Yang perlu kita waspadai saat ini adalah janji dan sumpah syaitan kepada Allah ialah: bahwa dia (syaitan) akan bergerilya, bekerja keras dengan cara apapun untuk menjerumuskan anak cucu Adam kedalam jurang kenistaan (Neraka).
Syaitan mendatangi, membisik dari depan, belakang, kanan, kiri dengan halus , sehingga manusia tidak sadar bahwa semua pola pikir kehidupannya diatur oleh syaitan, dan manusia sendiri tidak menyadari bahwa mereka telah memandang baik perbuatan yang buruk dan sebaliknya hal yang bueruk meereka anggap baik, salah satu contoh untuk bisa memudahkan kita memahami adalah ketika kita melihat dimedia televisi maupun cetak terutama kaum muslimin, dengan ego yang besar dan hawa nafsu yang menyetirnya mereka sehingga mereka lupa bahwa manusia yang ada di bumi adalah saudara kita. Mereka saling bentrok bahkan ada yang terbunuh!, apakah hal ini mencerminkan mereka sebagai seorang islam, padahal islam itu adalah aturan hidup, jika kita sudah mengaku islam sudahkah saat ini kita mau diatur oleh islam, jika belum berarti kita belum islam. Bahkan dalam suhuf Nabi Musa as. Allah heran kepada manusia yang dijelaskan dalam kitab Iklil dari Bangil Jatim.
Allah heran kepada manusia antara lain sebagai berikut:
1. Katanya manusia percaya mati, tetapi kenapa kok masih senang-senang dan canda tawa. Padahal mati itu benar adanya dan akan datang kepada diri kita, tetapi kenapa kita kok senang-senang, apa yang menyebabkan kita lupa mengingat mati?
2. Katanya percaya neraka, mengapa masih senang-senang, padahal yang diancam neraka itu manusia bukan hewan, kenapa dalam pikiran kita sedikit berfikir bagaimana nanti nasib kita jika seandainya kita masuk kedalam neraka. Apa yang menyebabkan kita lupa kepada neraka?.
3. Katanya percaya timbangan amal di akhirat, kenapa saat di dunia sekarang ini kita tidak berlomba-lomba mencari kebaikan, malah berlomba-lomba menumpuk-numpuk harta. Apa yang menyebabkan kita lupa kepada akhirat?.
4. Katanya percaya kepada Qodho'nya Allah!, benar-salah itu dari Allah , tetapi kenapa ketika ada orang salah atau berdosa malah dibenci, dimusuhi dan diolok-olok. Apakah hal ini benar?

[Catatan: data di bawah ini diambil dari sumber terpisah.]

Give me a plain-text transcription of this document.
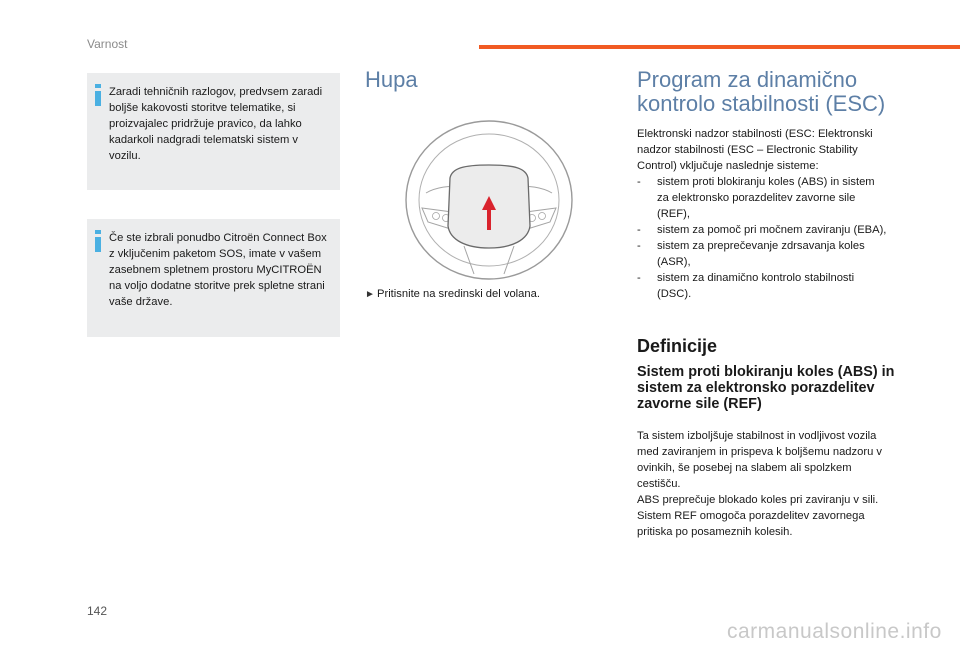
Varnost
Zaradi tehničnih razlogov, predvsem zaradi boljše kakovosti storitve telematike, si proizvajalec pridržuje pravico, da lahko kadarkoli nadgradi telematski sistem v vozilu.
Če ste izbrali ponudbo Citroën Connect Box z vključenim paketom SOS, imate v vašem zasebnem spletnem prostoru MyCITROËN na voljo dodatne storitve prek spletne strani vaše države.
Hupa
► Pritisnite na sredinski del volana.
Program za dinamično
kontrolo stabilnosti (ESC)

Elektronski nadzor stabilnosti (ESC: Elektronski nadzor stabilnosti (ESC – Electronic Stability Control) vključuje naslednje sisteme:

- sistem proti blokiranju koles (ABS) in sistem za elektronsko porazdelitev zavorne sile (REF),
- sistem za pomoč pri močnem zaviranju (EBA),
- sistem za preprečevanje zdrsavanja koles (ASR),
- sistem za dinamično kontrolo stabilnosti (DSC).
Definicije
Sistem proti blokiranju koles (ABS) in sistem za elektronsko porazdelitev zavorne sile (REF)

Ta sistem izboljšuje stabilnost in vodljivost vozila med zaviranjem in prispeva k boljšemu nadzoru v ovinkih, še posebej na slabem ali spolzkem cestišču.

ABS preprečuje blokado koles pri zaviranju v sili.

Sistem REF omogoča porazdelitev zavornega pritiska po posameznih kolesih.

142
carmanualsonline.info
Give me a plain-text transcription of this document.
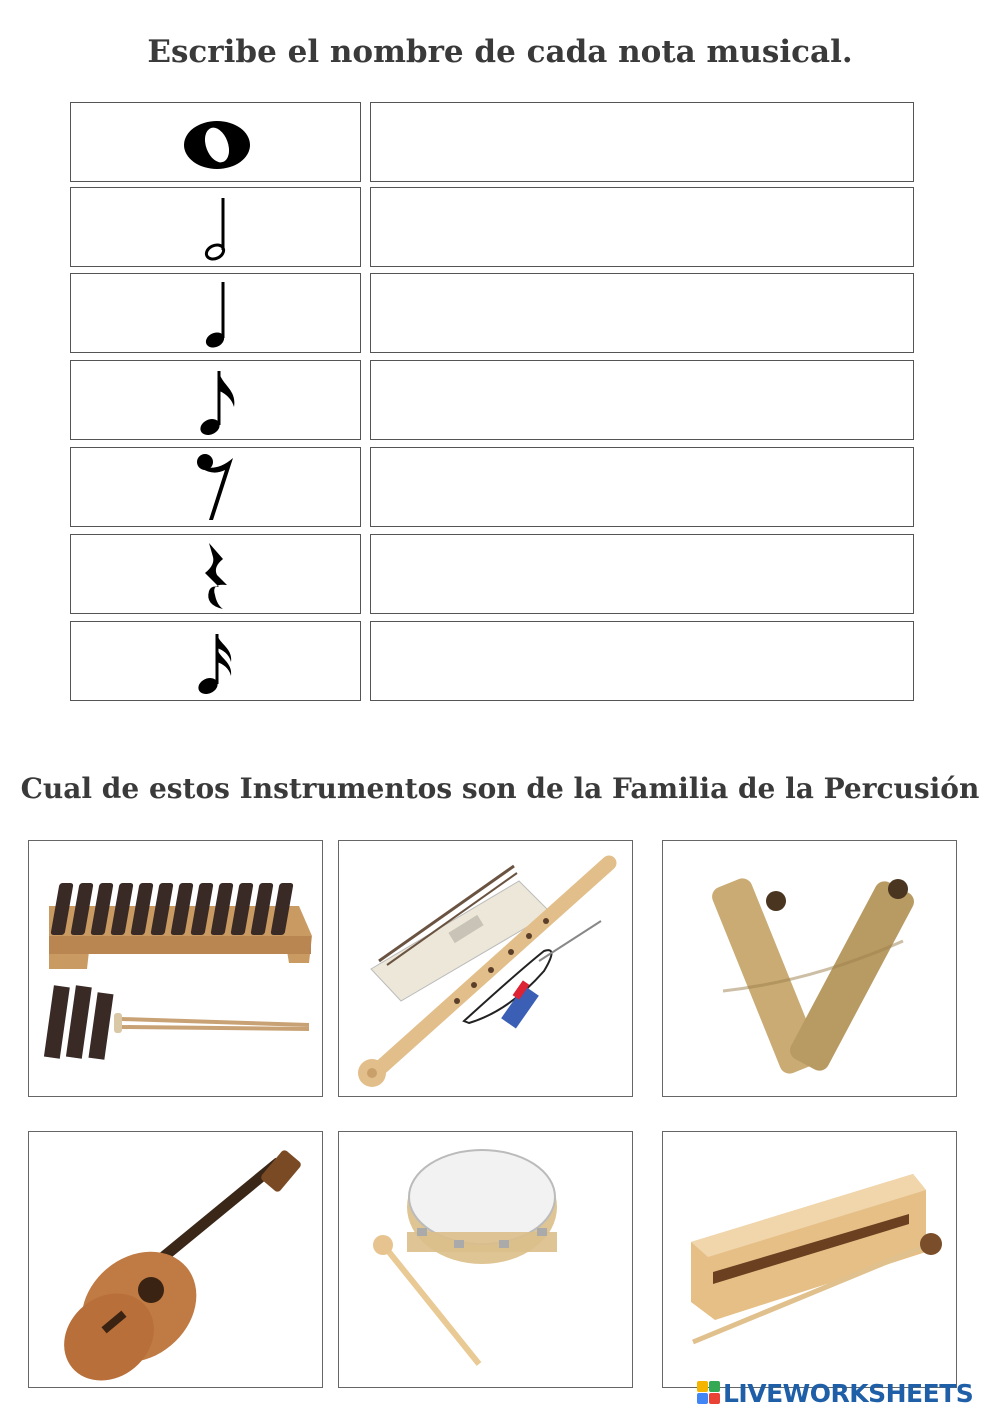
Escribe el nombre de cada nota musical.
Cual de estos Instrumentos son de la Familia de la Percusión
LIVEWORKSHEETS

Seruan ini semoga menjadi peringatan bagi kita yang selama ini menjadikan manusia sebagai musuh, tetapi semoga dengan apa yang saya tulis ini ada manfaatnya dan harapan kedepan kita bisa intropeksi dan kontrol diri, setiap gerak-gerik kita perlu kita tanyakan jangan sampai kita tidak tahu bahwa hidup kita dijajah dan dikuasai oleh syaitan.

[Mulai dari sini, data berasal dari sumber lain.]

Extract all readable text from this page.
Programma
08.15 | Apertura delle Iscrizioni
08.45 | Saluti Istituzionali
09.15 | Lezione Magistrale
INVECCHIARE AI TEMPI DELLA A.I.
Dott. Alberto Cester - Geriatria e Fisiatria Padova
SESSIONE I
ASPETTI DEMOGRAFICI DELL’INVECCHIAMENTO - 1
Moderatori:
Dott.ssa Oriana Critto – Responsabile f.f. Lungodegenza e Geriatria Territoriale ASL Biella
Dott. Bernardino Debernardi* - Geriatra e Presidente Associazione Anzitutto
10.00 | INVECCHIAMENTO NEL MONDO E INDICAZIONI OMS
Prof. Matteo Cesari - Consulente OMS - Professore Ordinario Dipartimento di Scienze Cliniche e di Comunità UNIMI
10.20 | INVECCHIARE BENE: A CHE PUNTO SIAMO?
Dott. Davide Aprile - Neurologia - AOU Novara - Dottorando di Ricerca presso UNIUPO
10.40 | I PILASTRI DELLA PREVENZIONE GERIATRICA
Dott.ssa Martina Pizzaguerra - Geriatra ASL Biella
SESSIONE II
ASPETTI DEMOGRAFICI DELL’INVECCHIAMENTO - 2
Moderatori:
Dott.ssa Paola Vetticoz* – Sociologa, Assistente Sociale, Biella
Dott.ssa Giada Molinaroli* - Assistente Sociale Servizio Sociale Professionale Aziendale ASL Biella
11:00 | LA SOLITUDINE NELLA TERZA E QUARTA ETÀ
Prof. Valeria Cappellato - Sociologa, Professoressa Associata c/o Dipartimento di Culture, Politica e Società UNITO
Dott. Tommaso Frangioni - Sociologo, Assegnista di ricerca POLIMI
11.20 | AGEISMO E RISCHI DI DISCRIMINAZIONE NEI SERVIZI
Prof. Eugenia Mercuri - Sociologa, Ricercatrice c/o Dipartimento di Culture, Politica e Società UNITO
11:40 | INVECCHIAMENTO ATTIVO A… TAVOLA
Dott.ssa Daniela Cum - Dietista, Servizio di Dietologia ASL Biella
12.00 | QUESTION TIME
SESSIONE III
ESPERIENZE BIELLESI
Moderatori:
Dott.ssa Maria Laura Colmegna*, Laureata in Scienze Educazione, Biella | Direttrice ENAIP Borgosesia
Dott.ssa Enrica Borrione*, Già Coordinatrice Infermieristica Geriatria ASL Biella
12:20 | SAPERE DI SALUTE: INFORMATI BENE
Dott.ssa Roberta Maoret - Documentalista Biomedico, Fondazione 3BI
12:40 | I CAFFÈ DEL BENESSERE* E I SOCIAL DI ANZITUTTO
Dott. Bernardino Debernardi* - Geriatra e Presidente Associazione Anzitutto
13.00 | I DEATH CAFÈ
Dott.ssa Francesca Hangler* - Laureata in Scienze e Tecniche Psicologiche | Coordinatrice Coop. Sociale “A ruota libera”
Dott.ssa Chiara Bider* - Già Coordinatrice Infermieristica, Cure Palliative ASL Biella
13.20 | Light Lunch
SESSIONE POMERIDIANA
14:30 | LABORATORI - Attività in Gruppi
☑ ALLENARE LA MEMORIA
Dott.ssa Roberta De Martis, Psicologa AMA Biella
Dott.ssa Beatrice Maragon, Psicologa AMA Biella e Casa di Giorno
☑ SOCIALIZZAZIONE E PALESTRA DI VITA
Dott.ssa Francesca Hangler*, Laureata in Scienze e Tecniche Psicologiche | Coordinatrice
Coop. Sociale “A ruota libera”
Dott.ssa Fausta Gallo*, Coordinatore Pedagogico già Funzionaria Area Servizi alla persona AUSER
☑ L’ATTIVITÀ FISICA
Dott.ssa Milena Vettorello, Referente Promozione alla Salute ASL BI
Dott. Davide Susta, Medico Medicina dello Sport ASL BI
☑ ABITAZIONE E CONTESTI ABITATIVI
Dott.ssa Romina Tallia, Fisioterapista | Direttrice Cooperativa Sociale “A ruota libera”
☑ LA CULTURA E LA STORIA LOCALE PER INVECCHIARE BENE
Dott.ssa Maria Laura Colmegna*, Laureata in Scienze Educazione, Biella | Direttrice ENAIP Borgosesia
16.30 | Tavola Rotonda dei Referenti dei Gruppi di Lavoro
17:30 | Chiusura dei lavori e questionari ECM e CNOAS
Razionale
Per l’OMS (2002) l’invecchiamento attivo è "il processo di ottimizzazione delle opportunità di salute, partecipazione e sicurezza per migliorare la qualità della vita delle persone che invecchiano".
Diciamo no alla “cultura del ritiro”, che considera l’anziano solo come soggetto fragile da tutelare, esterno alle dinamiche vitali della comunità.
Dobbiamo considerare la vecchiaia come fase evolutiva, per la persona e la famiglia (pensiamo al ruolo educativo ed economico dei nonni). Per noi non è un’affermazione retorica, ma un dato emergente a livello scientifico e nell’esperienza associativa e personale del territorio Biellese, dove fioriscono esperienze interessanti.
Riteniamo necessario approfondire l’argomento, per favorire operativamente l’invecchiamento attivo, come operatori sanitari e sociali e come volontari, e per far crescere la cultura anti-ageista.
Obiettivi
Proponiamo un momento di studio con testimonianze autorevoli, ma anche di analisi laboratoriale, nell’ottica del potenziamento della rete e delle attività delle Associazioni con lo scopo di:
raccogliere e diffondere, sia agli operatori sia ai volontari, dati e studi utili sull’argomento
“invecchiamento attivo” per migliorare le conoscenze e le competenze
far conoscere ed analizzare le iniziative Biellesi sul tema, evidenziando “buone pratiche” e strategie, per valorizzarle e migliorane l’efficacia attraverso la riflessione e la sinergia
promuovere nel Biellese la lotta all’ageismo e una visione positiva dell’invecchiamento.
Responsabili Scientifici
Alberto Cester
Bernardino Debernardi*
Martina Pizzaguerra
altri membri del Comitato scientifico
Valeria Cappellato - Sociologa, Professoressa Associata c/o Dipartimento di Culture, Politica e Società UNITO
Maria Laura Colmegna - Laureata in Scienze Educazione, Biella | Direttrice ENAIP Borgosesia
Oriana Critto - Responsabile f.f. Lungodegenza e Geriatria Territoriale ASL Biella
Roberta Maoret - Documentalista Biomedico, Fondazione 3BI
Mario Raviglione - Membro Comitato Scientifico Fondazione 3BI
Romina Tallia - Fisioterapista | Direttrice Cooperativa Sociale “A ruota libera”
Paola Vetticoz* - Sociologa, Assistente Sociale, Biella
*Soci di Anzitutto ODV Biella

Perlu kita katakan kepada diri sendiri mulai saat ini yatakanlah bahwa SAYA TIDAK PUNYA MUSUH MANUSIA , musuh saya syaitan!.
Allah SWT telah banyak berfirman didalam Al-Qur'an tetapi kebanyakan manusia hanya pandai membacanya saja, tidak memahami kandungannya, sehingga sebelum dan sesudah menbaca tidak ada bekasnya didalam hatinya. Hal ini hendaknya kita akui, bahwa kita hanya pandai membaca tetapi pengamalannya nonsen. Sebab dari kalangan orang intelektual sampai awam tidak ada bedanya, saya katakan demikian apabila mereka memandang manusia sebagai musuh. Tetapi hal ini benar-benar fakta dan surve yang membuktikannya. Tidak dapat dipungkiri lagi.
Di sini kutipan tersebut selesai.